Psalms 74:13,14 - Coke's Commentary on the Holy Bible

Bible Comments

Dragons—leviathan— The Hebrew words may mean much the same; only the latter seems to express a more distinguished kind of crocodile. It is under this character that the Egyptians and their king are designed, who were destroyed in the Red Sea, and their bodies thrown out for a prey to the desart nations, who lived on fish, and what the sea yielded. See Mudge and Ezekiel 1:4. The Targum has it; Thou crushedst the heads of the dragons, and drownedst the Egyptians in the sea; thou brakest the heads of the strong ones of Pharaoh.
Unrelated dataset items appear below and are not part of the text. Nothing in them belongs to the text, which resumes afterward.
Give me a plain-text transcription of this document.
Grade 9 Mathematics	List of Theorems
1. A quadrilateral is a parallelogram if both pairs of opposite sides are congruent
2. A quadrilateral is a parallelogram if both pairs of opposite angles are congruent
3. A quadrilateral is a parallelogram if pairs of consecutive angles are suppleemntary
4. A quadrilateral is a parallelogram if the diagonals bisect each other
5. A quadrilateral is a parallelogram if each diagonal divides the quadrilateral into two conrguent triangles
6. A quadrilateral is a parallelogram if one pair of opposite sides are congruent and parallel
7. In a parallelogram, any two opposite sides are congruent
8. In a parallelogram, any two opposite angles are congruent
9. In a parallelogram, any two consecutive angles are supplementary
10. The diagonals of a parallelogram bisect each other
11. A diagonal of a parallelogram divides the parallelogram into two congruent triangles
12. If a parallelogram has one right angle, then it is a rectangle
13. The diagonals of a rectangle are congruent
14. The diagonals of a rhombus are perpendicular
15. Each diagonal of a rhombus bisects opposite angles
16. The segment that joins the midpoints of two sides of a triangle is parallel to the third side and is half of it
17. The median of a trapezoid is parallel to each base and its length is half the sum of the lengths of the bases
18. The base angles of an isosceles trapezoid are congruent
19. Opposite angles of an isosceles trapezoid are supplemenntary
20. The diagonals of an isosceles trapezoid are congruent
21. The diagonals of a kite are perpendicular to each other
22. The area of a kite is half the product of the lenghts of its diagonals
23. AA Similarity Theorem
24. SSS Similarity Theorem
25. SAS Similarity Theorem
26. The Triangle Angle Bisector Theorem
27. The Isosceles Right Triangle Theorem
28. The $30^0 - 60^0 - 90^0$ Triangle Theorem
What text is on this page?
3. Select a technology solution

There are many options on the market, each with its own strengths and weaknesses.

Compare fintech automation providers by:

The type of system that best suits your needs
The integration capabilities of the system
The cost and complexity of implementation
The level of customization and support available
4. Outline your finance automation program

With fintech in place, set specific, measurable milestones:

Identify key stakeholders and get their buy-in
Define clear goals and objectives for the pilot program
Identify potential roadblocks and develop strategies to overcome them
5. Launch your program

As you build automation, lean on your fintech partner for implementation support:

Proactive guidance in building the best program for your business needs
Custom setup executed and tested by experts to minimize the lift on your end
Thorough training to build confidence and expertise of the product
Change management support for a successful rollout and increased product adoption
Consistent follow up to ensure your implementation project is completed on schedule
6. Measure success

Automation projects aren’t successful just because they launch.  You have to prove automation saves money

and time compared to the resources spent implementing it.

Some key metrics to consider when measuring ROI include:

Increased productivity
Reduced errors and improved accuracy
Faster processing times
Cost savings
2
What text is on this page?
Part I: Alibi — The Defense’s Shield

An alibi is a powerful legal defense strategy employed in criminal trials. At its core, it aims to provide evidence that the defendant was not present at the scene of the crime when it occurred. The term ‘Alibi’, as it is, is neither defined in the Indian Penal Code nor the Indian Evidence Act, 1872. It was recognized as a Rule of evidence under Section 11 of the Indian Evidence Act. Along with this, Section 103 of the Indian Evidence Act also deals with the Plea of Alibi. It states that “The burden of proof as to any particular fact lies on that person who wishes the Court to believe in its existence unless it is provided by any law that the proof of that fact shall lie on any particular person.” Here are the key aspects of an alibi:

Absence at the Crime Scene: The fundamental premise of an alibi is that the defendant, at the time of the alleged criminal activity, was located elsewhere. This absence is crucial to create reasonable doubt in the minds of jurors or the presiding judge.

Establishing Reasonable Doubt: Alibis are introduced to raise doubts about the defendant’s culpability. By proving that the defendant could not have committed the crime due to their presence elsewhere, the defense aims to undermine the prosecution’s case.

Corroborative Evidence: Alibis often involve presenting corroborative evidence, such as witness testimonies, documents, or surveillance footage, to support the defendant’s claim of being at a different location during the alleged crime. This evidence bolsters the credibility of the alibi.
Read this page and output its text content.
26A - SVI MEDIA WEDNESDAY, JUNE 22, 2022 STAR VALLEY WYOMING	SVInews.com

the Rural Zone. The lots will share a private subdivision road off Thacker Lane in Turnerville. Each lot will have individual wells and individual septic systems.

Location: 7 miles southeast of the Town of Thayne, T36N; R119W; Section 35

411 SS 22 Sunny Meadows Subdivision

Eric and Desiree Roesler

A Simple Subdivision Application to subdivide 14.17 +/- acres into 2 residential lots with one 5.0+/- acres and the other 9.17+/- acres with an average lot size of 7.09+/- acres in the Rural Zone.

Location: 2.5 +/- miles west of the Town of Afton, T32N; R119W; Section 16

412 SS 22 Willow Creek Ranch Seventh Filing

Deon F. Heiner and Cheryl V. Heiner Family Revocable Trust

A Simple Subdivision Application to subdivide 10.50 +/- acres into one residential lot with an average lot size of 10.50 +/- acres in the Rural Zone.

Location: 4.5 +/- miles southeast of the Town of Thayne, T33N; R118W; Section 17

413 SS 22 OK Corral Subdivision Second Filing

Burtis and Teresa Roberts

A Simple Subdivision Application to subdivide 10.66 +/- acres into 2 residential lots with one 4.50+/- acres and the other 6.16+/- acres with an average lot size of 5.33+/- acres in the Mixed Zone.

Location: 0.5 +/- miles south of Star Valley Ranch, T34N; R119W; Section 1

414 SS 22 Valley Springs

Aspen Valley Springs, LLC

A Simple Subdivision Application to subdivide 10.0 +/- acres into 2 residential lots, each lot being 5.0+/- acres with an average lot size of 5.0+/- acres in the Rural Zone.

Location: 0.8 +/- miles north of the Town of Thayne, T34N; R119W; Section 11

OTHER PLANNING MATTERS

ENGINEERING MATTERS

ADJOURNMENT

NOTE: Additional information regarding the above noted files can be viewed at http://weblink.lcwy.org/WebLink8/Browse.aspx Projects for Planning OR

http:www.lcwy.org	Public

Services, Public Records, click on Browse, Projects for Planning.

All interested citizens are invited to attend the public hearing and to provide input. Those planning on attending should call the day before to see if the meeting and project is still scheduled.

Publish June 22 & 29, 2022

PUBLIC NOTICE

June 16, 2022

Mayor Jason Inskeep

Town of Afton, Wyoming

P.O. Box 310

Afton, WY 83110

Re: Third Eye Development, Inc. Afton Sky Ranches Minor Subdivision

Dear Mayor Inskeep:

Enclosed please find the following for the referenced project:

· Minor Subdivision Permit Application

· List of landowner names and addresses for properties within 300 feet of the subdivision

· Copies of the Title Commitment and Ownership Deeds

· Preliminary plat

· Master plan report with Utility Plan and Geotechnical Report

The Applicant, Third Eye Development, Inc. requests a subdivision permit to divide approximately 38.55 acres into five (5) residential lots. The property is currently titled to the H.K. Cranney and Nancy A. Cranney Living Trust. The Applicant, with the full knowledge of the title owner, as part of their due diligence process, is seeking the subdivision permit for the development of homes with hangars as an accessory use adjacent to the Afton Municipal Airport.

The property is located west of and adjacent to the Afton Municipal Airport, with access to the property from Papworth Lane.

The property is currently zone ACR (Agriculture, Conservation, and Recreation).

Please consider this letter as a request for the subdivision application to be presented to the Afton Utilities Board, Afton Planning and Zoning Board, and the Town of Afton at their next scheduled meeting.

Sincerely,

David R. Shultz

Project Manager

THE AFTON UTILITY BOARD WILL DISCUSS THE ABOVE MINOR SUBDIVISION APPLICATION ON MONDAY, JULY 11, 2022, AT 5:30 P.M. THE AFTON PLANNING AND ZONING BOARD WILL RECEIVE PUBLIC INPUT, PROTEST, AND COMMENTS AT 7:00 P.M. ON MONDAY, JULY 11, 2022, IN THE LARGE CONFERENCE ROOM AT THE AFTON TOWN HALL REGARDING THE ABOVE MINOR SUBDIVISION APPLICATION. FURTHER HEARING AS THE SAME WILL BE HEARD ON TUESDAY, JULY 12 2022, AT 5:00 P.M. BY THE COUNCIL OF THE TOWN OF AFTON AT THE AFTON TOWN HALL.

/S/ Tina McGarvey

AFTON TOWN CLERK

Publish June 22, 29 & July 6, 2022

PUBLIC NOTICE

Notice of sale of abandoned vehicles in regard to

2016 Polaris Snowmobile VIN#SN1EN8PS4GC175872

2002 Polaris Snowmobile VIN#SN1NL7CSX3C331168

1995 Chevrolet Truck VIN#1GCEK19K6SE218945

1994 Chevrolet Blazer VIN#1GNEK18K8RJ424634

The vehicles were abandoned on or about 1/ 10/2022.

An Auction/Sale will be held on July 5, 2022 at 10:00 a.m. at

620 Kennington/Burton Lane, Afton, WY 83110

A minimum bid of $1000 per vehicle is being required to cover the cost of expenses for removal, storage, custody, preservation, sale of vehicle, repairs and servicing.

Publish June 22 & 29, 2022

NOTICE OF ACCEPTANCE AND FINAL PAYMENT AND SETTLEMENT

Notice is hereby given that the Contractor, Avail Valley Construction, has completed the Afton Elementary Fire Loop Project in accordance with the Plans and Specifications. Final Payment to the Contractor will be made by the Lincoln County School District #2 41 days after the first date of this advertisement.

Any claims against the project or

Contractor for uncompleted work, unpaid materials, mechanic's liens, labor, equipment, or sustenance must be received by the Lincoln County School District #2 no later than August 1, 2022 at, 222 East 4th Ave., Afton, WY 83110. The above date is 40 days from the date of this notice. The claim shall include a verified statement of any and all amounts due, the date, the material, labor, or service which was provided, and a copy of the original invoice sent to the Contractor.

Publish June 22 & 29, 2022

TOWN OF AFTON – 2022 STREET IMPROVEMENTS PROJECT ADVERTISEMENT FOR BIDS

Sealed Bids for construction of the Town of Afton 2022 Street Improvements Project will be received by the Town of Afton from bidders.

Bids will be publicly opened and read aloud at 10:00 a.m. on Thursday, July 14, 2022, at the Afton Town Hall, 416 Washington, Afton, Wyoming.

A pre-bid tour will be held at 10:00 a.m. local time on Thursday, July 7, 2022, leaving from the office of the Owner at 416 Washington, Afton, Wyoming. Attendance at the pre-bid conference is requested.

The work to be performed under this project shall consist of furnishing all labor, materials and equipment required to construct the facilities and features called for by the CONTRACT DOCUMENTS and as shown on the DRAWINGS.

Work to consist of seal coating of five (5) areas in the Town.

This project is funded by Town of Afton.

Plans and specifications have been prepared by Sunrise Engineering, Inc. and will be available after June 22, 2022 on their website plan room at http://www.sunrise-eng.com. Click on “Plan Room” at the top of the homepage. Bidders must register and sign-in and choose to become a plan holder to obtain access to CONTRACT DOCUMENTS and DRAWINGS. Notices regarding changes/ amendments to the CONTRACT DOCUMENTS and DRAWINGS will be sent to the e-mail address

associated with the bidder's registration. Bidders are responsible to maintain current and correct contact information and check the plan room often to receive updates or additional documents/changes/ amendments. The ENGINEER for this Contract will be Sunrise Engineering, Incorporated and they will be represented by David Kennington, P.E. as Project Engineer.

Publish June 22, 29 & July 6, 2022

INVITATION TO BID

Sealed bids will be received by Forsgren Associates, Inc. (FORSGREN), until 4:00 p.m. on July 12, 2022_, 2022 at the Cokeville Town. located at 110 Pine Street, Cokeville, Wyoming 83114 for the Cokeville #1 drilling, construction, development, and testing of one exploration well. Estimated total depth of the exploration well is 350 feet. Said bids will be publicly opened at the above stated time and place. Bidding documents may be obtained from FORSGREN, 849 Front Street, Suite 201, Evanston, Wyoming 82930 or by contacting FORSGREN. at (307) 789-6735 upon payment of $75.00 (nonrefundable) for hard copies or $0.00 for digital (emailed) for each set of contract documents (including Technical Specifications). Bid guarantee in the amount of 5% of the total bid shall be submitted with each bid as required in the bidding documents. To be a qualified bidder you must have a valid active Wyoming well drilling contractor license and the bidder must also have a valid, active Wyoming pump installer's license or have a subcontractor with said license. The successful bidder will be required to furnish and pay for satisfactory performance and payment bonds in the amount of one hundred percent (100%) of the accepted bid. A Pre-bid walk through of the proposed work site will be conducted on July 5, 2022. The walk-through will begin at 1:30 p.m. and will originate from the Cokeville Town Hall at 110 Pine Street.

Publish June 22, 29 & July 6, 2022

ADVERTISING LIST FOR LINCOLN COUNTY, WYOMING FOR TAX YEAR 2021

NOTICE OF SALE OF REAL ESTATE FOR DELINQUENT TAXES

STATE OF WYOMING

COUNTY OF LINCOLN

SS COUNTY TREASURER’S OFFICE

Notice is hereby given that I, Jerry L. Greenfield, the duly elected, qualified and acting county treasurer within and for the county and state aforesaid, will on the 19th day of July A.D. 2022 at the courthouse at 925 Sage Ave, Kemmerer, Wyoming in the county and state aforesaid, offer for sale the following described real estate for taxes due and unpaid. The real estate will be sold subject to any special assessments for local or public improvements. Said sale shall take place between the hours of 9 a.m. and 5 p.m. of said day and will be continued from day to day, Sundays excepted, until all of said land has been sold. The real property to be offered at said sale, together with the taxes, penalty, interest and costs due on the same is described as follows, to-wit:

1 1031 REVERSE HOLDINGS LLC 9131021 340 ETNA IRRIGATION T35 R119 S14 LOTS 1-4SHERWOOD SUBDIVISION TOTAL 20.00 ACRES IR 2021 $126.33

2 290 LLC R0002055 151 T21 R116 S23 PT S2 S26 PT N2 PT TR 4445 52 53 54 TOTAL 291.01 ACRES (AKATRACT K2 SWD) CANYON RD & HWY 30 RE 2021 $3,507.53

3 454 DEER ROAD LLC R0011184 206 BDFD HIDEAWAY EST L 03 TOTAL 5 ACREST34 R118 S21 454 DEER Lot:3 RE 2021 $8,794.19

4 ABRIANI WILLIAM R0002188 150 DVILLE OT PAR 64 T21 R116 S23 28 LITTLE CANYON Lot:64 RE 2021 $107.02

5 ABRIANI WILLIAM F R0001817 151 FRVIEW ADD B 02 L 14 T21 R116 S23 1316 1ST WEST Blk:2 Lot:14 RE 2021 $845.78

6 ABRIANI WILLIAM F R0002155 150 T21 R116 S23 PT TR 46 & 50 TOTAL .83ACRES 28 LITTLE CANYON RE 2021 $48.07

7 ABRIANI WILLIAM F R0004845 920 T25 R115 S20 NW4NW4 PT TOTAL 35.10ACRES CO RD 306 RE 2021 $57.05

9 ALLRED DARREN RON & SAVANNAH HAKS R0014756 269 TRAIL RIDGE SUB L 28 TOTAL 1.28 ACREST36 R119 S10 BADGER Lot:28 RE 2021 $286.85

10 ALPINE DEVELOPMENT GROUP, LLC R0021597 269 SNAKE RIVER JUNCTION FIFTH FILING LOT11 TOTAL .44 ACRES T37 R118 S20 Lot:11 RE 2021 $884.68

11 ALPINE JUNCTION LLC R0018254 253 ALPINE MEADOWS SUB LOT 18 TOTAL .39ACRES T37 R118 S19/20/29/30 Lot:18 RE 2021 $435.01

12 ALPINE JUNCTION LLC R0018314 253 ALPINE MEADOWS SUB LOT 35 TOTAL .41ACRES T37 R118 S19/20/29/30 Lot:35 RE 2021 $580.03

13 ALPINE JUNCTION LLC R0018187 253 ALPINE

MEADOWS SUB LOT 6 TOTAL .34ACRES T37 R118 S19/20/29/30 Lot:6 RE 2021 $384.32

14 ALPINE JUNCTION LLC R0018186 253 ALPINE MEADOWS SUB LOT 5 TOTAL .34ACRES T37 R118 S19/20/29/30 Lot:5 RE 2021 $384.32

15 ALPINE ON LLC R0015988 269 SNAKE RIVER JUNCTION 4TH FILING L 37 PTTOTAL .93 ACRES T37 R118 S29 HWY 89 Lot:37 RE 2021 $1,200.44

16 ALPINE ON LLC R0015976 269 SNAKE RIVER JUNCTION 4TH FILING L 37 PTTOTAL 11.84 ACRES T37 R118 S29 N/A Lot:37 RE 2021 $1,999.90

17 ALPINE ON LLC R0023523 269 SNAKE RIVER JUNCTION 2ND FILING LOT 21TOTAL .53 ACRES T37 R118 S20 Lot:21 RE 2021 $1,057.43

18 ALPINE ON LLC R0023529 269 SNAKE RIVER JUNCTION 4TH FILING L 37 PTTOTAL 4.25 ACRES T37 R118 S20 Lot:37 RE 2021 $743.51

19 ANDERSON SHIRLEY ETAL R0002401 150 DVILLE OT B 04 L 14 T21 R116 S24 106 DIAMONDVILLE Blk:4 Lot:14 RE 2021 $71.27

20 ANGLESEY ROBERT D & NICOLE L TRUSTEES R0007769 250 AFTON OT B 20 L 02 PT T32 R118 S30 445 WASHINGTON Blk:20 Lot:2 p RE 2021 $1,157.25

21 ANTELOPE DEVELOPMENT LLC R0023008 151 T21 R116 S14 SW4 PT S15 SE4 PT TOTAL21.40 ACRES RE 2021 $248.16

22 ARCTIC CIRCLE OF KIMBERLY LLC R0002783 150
Some commentators suppose, that the people inhabiting the wilderness must mean figuratively the fowls of the air, and the beasts of the land; so that the meaning of this is just as if it had been said that Goliath's curse had been fulfilled upon them; I will give thy flesh unto the fowls of the air, and to the beasts of the field. 1 Samuel 17:44. And it appears from Homer's and other poets' use of the phrase, that it was proverbial.

Psalms 74:13-14

13 Thou didst divided the sea by thy strength: thou brakest the heads of the dragons in the waters.

14 Thou brakest the heads of leviathan in pieces, and gavest him to be meat to the people inhabiting the wilderness.